最も深刻な断絶からの和解を振り返るプティ

『密なる時』P.79:
愛情に満ちた強い抱擁のほかに我々は何を待ち望んでいただろう。私たちはまったく違う性格をしていたが、時には非常に接近しお互いを受け入れていたはずだった。
プティ原本:
Qu'attendions-nous pour, après une affectueuse accolade, nous accepter une fois pour toutes avec nos caractères différents et pourtant quelquefois si proches ?
Telperion訳:
愛情のこもった抱擁の後、我々の異なる性格、それでいて時にはあれほど近い性格を持ちつつ、お互いを今度こそ受け入れることの何をためらっていたのか。

1983年の「ノートルダム・ド・パリ」公演後に決裂したヌレエフと和解するに至ったことを振り返るプティ。

抱擁はプティの主な望みではない

原文の主要部分は"Qu'attendions-nous pour nous accepter ?"。その文字通りの意味は「お互いを受け入れるために我々は何を待っていたのか?」。この文脈での意味がいささか分かりにくいが、『プログレッシブ仏和辞典第2版』のattendreの項に、これに似た言い回しが載っていた。

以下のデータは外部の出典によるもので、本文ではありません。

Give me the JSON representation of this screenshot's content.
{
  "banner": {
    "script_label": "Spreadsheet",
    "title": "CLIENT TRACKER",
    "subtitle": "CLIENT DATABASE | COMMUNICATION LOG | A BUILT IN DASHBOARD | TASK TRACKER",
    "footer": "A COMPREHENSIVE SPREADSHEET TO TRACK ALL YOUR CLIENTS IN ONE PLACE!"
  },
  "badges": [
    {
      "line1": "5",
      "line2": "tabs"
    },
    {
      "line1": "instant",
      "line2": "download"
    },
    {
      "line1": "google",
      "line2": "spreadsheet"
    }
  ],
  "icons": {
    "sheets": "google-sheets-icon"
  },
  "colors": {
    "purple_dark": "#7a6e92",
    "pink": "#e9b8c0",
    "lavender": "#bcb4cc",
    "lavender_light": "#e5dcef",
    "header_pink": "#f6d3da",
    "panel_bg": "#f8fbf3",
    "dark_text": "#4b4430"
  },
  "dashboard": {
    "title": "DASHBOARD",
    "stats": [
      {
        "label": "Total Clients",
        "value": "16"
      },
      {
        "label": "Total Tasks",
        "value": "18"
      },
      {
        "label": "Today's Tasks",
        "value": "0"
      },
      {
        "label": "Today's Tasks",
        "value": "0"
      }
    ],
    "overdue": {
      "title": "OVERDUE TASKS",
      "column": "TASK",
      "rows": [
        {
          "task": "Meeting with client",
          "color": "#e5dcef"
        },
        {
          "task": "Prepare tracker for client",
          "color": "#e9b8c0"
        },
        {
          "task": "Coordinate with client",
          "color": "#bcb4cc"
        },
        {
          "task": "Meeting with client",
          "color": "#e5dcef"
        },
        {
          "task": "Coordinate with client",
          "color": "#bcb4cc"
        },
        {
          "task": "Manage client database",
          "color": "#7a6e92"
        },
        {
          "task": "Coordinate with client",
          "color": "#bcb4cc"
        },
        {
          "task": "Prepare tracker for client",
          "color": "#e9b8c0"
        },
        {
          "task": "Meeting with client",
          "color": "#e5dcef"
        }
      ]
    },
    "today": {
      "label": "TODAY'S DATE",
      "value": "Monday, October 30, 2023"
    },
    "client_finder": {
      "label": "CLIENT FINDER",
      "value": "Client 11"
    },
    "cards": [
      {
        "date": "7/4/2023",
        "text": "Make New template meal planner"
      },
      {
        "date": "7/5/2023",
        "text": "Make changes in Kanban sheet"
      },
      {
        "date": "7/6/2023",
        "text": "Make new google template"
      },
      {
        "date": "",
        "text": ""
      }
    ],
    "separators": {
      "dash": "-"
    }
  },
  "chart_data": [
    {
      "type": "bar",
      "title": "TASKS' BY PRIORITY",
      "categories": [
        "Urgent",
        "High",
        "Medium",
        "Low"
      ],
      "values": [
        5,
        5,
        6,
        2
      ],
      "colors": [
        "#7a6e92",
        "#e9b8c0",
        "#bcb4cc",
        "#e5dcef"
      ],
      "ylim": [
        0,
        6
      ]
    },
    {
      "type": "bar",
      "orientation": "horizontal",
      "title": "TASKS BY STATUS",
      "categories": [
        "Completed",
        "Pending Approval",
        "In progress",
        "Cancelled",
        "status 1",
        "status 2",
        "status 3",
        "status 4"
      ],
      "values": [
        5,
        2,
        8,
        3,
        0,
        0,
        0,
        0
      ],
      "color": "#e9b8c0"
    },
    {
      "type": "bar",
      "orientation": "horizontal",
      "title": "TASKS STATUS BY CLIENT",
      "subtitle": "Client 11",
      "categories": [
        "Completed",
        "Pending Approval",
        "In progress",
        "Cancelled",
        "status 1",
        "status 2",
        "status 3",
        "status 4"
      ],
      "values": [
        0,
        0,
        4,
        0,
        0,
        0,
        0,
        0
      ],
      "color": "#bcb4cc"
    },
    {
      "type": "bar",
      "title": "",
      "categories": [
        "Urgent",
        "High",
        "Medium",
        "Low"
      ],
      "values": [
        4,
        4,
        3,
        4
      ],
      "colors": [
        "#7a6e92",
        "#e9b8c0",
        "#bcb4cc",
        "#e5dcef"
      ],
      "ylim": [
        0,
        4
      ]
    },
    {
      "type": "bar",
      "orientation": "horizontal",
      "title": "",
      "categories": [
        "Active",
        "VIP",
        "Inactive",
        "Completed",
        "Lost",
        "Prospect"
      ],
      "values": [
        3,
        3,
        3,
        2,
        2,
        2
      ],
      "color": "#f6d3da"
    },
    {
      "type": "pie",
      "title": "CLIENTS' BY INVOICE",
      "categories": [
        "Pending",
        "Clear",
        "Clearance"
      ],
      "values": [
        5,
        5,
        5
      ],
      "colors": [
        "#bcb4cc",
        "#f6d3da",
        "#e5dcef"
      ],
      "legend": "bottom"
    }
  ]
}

Qu'est-ce que tu attends pour 不定詞 ?
(話し言葉) ~せずに何をぐずぐずしているんだい、さっさと~したまえ。

直訳は「(不定詞の動詞)するために君は何を待っているのか?」。疑問代名詞としてqueの代わりに"qu'est-ce que"を使っているし、主語や時制が違ってはいるが、プティの文の直訳にきわめて近い。和解を望んだことを書いた後に上の文を書いたプティも、「何でさっさと和解しなかったんだ」という意味を込めたと思われる。私の「何をためらっていたのか」はそれを踏まえた意訳。

骨格となる部分を修飾する部分

主要文を修飾する語句は3つに分けられる。

修飾句1
après une affectueuse accolade (愛情のこもった抱擁の後)
après(~の後に)を「~の他に」と訳すのはまず無理に思える。
修飾句2
une fois pour toutes (これを最後に)
仏和辞書でfoisを引くと載っているイディオムで、『プログレッシブ』には「一回限り、きっぱりと、これを最後に」とある。「今度お互いを受け入れたら、二度と拒絶なんかしない」というニュアンスだろう。
修飾句3
avec nos caractères différents et pourtant quelquefois si proches (我々の異なり、それでいて時にはあれほど近い性格を伴って)
文脈的に"nous accepter"(お互いを受け入れる)を修飾すると思う。将来したいことである「お互いを受け入れる」を新倉真由美は回顧と見なしたため、性格云々部分も回顧のように扱っている。